Thanks for your thoughts and comments. I guess, sadly, I’m not surprised and I have had experiences that mirror some of your own in regards to requests for “desensitisation”.
Borrowing some well worn phrases, I often reflect that the difference between “No pain, no gain” with its likely flare-ups and boom and bust cycles, and the carefully graded “you can be sore, but you can be safe” approach to “getting in under the radar” is education; its “Know pain, know gain”.
I’ve seen many people in trouble that have been told about pacing and graded exposure/activity but they’ve got nothing to “hang it on”; no framework or schema to really understand why or how. Neuroscience education provides this and I’ve often had patients say “Aha! Now I get what my other physios, doctors etc, were trying to tell me”.

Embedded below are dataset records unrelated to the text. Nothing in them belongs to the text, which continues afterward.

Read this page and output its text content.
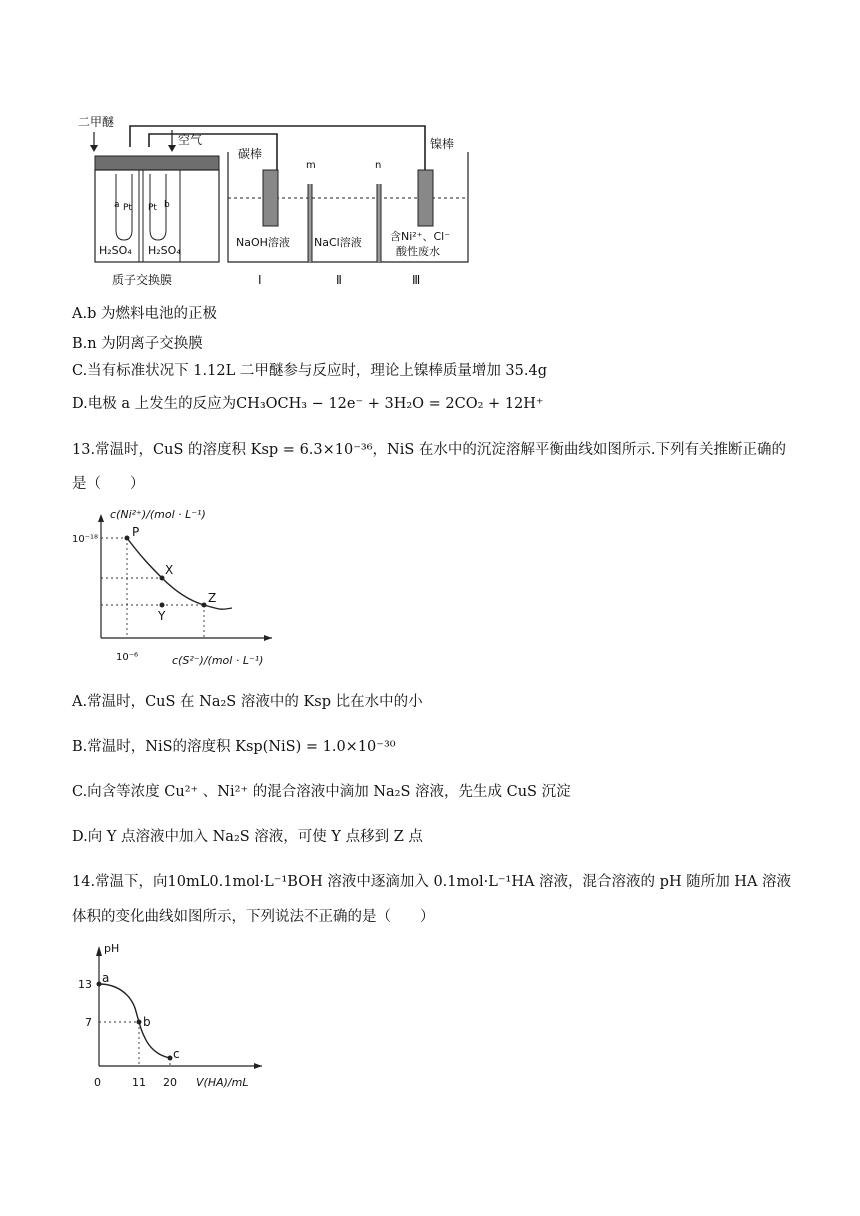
二甲醚
空气
a Pt Pt b
H₂SO₄ H₂SO₄
质子交换膜
m	n
碳棒
镍棒
NaOH溶液 NaCl溶液	含Ni²⁺、Cl⁻
酸性废水
Ⅰ	Ⅱ	Ⅲ
A.b 为燃料电池的正极
B.n 为阴离子交换膜
C.当有标准状况下 1.12L 二甲醚参与反应时，理论上镍棒质量增加 35.4g
D.电极 a 上发生的反应为CH₃OCH₃ − 12e⁻ + 3H₂O = 2CO₂ + 12H⁺
13.常温时，CuS 的溶度积 Ksp = 6.3×10⁻³⁶，NiS 在水中的沉淀溶解平衡曲线如图所示.下列有关推断正确的
是（　　）
P
X
Z
Y
c(Ni²⁺)/(mol · L⁻¹)
10⁻¹⁸
10⁻⁶	c(S²⁻)/(mol · L⁻¹)
A.常温时，CuS 在 Na₂S 溶液中的 Ksp 比在水中的小
B.常温时，NiS的溶度积 Ksp(NiS) = 1.0×10⁻³⁰
C.向含等浓度 Cu²⁺ 、Ni²⁺ 的混合溶液中滴加 Na₂S 溶液，先生成 CuS 沉淀
D.向 Y 点溶液中加入 Na₂S 溶液，可使 Y 点移到 Z 点
14.常温下，向10mL0.1mol·L⁻¹BOH 溶液中逐滴加入 0.1mol·L⁻¹HA 溶液，混合溶液的 pH 随所加 HA 溶液
体积的变化曲线如图所示，下列说法不正确的是（　　）
a
b
c
pH
13
7
0	11 20 V(HA)/mL
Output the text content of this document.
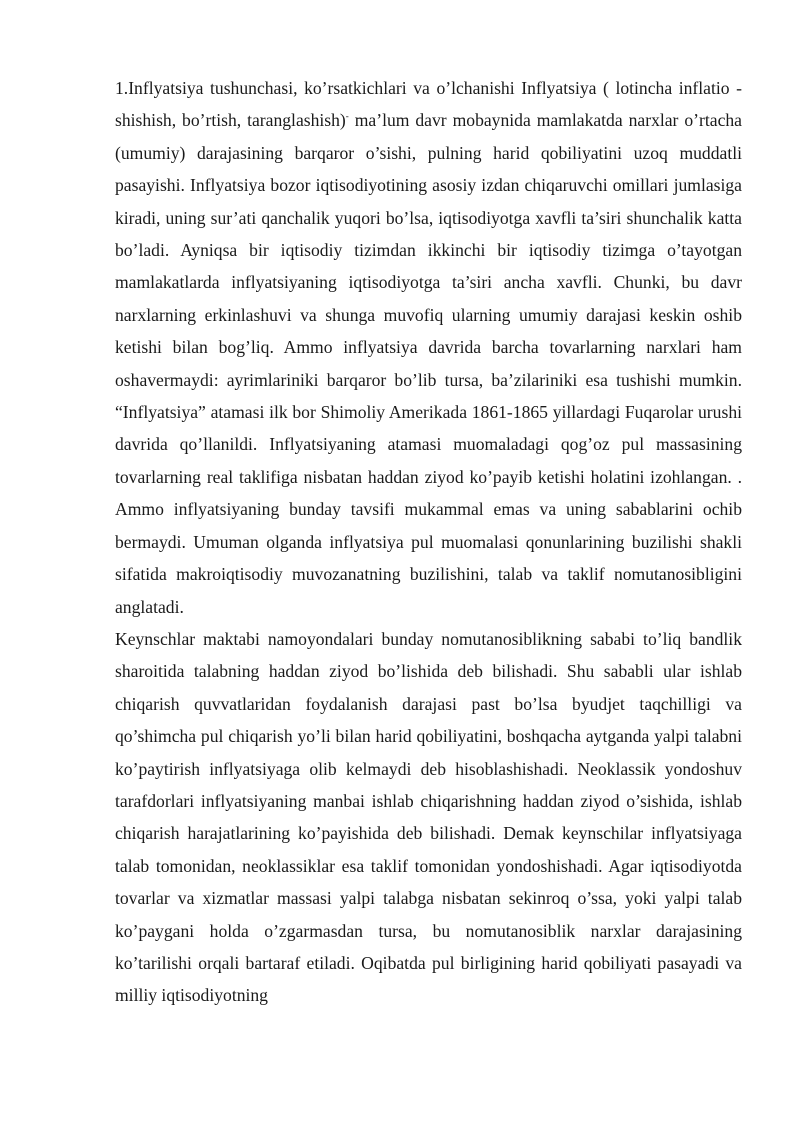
1.Inflyatsiya tushunchasi, ko’rsatkichlari va o’lchanishi Inflyatsiya ( lotincha inflatio - shishish, bo’rtish, taranglashish)- ma’lum davr mobaynida mamlakatda narxlar o’rtacha (umumiy) darajasining barqaror o’sishi, pulning harid qobiliyatini uzoq muddatli pasayishi. Inflyatsiya bozor iqtisodiyotining asosiy izdan chiqaruvchi omillari jumlasiga kiradi, uning sur’ati qanchalik yuqori bo’lsa, iqtisodiyotga xavfli ta’siri shunchalik katta bo’ladi. Ayniqsa bir iqtisodiy tizimdan ikkinchi bir iqtisodiy tizimga o’tayotgan mamlakatlarda inflyatsiyaning iqtisodiyotga ta’siri ancha xavfli. Chunki, bu davr narxlarning erkinlashuvi va shunga muvofiq ularning umumiy darajasi keskin oshib ketishi bilan bog’liq. Ammo inflyatsiya davrida barcha tovarlarning narxlari ham oshavermaydi: ayrimlariniki barqaror bo’lib tursa, ba’zilariniki esa tushishi mumkin. “Inflyatsiya” atamasi ilk bor Shimoliy Amerikada 1861-1865 yillardagi Fuqarolar urushi davrida qo’llanildi. Inflyatsiyaning atamasi muomaladagi qog’oz pul massasining tovarlarning real taklifiga nisbatan haddan ziyod ko’payib ketishi holatini izohlangan. . Ammo inflyatsiyaning bunday tavsifi mukammal emas va uning sabablarini ochib bermaydi. Umuman olganda inflyatsiya pul muomalasi qonunlarining buzilishi shakli sifatida makroiqtisodiy muvozanatning buzilishini, talab va taklif nomutanosibligini anglatadi.

Keynschlar maktabi namoyondalari bunday nomutanosiblikning sababi to’liq bandlik sharoitida talabning haddan ziyod bo’lishida deb bilishadi. Shu sababli ular ishlab chiqarish quvvatlaridan foydalanish darajasi past bo’lsa byudjet taqchilligi va qo’shimcha pul chiqarish yo’li bilan harid qobiliyatini, boshqacha aytganda yalpi talabni ko’paytirish inflyatsiyaga olib kelmaydi deb hisoblashishadi. Neoklassik yondoshuv tarafdorlari inflyatsiyaning manbai ishlab chiqarishning haddan ziyod o’sishida, ishlab chiqarish harajatlarining ko’payishida deb bilishadi. Demak keynschilar inflyatsiyaga talab tomonidan, neoklassiklar esa taklif tomonidan yondoshishadi. Agar iqtisodiyotda tovarlar va xizmatlar massasi yalpi talabga nisbatan sekinroq o’ssa, yoki yalpi talab ko’paygani holda o’zgarmasdan tursa, bu nomutanosiblik narxlar darajasining ko’tarilishi orqali bartaraf etiladi. Oqibatda pul birligining harid qobiliyati pasayadi va milliy iqtisodiyotning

I like the idea of GMI as humane. I also think that with its essential emphasis on education its also humanistic (in the philosophical meaning) in the sense of emphasising the value and agency of another human being – it requires a depth of interaction with another person, as opposed to the meat tenderising approach of desensitisation.
I love this line :- it requires a depth of interaction with another person, as opposed to the meat tenderising approach of desensitisation.